This history of international health has tended to focus on the work of international organisations, western philanthropic groups, and experts from the liberal states of Europe and North America. Liberal internationalists undoubtedly played a key role in the modern history of international health, but they only form part of the story. Recent research has begun to explore modern international health cooperation which took place beyond the confines of these liberal institutions and societies, including between socialist states during the Cold War. This paper aims to further these lines of enquiry by exploring the history of mid-twentieth century international health from the perspective of the authoritarian right, focussing on the case study of Franco’s Spain. Francoist health officials and experts engaged with various forms of international cooperation and exchange, but their work challenges us to rethink our traditional understanding of international health history.

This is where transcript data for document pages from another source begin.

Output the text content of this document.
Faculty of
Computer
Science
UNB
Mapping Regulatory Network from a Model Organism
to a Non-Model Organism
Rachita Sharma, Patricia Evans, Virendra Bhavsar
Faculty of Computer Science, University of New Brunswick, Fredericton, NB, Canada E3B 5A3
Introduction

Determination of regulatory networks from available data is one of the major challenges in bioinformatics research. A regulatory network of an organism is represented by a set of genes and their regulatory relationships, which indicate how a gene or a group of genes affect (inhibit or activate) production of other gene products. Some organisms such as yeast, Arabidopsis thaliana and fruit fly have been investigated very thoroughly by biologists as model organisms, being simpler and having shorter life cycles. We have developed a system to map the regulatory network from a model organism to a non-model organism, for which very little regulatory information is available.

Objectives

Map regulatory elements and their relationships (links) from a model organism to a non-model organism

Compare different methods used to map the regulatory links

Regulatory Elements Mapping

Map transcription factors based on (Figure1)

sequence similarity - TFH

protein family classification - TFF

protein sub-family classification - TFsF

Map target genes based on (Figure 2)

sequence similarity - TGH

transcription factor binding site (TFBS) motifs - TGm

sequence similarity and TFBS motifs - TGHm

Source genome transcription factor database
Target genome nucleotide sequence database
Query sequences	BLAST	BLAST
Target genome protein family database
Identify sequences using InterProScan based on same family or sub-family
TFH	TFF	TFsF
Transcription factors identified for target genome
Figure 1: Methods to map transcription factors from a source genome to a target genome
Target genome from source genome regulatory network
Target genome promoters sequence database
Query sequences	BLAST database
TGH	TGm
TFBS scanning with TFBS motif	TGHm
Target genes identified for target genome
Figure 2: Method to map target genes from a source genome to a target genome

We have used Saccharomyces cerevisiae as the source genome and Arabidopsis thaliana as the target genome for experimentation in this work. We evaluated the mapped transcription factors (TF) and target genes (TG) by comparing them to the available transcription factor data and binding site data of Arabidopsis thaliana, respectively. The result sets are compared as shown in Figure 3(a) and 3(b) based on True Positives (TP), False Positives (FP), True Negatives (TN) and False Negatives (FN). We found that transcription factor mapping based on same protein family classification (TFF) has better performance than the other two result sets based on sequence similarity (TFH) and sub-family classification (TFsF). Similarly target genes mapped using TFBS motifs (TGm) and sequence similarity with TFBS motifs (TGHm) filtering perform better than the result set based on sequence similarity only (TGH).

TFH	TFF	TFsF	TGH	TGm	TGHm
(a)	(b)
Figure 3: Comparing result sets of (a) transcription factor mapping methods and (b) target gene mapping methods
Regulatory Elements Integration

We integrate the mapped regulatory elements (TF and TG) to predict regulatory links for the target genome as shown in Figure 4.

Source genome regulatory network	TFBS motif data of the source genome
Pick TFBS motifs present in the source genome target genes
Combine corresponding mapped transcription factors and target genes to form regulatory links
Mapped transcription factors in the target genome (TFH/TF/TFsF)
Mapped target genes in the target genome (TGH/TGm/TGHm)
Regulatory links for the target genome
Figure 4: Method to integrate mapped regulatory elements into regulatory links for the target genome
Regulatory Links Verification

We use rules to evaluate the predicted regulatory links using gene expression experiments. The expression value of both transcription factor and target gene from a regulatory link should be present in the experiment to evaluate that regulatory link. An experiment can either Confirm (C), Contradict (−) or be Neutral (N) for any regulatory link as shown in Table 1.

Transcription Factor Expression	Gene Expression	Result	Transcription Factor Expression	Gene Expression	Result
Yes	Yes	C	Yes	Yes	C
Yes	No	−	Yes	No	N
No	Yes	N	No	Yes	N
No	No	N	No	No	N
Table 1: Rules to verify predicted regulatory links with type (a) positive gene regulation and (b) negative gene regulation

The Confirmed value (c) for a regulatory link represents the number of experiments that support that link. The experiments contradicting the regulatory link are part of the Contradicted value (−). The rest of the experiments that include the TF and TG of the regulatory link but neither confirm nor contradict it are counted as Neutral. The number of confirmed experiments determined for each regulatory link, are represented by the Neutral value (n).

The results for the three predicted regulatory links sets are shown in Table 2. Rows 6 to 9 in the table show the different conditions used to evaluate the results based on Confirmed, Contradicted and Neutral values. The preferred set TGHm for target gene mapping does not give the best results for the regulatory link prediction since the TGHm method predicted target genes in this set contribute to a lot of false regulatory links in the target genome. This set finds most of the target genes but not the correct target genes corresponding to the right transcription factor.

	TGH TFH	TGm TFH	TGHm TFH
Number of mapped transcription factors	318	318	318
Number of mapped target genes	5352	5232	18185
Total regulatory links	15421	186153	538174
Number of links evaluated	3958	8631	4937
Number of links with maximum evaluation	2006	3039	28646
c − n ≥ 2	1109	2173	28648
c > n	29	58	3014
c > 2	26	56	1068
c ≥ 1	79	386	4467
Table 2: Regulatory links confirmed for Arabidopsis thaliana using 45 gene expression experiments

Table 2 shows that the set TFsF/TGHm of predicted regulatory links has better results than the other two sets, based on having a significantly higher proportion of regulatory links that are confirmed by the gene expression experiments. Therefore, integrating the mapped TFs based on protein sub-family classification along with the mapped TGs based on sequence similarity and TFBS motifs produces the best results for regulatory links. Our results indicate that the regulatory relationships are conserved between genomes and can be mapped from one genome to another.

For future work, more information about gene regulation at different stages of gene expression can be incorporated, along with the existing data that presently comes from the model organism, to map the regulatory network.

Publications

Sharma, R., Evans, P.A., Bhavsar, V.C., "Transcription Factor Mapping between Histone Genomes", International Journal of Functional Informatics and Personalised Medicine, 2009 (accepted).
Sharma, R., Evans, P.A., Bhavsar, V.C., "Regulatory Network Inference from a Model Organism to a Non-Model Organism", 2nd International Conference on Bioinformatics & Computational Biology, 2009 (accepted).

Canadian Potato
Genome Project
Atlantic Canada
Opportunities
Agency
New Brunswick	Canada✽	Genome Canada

The paper will examine some of the key ways in which Francoist health experts cooperated beyond their national borders. During the Second World War many focussed their attention on Nazi Germany, taking part in the various forms of international health cooperation organised under the auspices of the Nazi ‘New Order’. After the war, a fierce debate raged over whether Spain should be admitted to the WHO. The country was ultimately excluded for six years, but the controversy surrounding the issue illustrates the ways in which authoritarian regimes could exploit the idea of international health as a ‘technical’ and ‘apolitical’ field to further their political goals. Beyond the WHO, Spanish experts built networks of cooperation around their small colonial territories in Africa, and around their former imperial relationships in Latin America. This involved cooperation with other imperial powers, combined efforts to prevent the interference of organisations such as the WHO and UNICEF in colonial affairs, and the promotion of new regional patterns of health cooperation based on shared history, language, culture and religion. Religious identity also formed the basis for the international cooperation between Catholic humanitarian and health organisations which provided one of the most fruitful ways for Francoist experts to work internationally during the early stages of the Cold War. These diverse forms of cross-border cooperation point to the need to incorporate the authoritarian history of international health into our understanding of the field.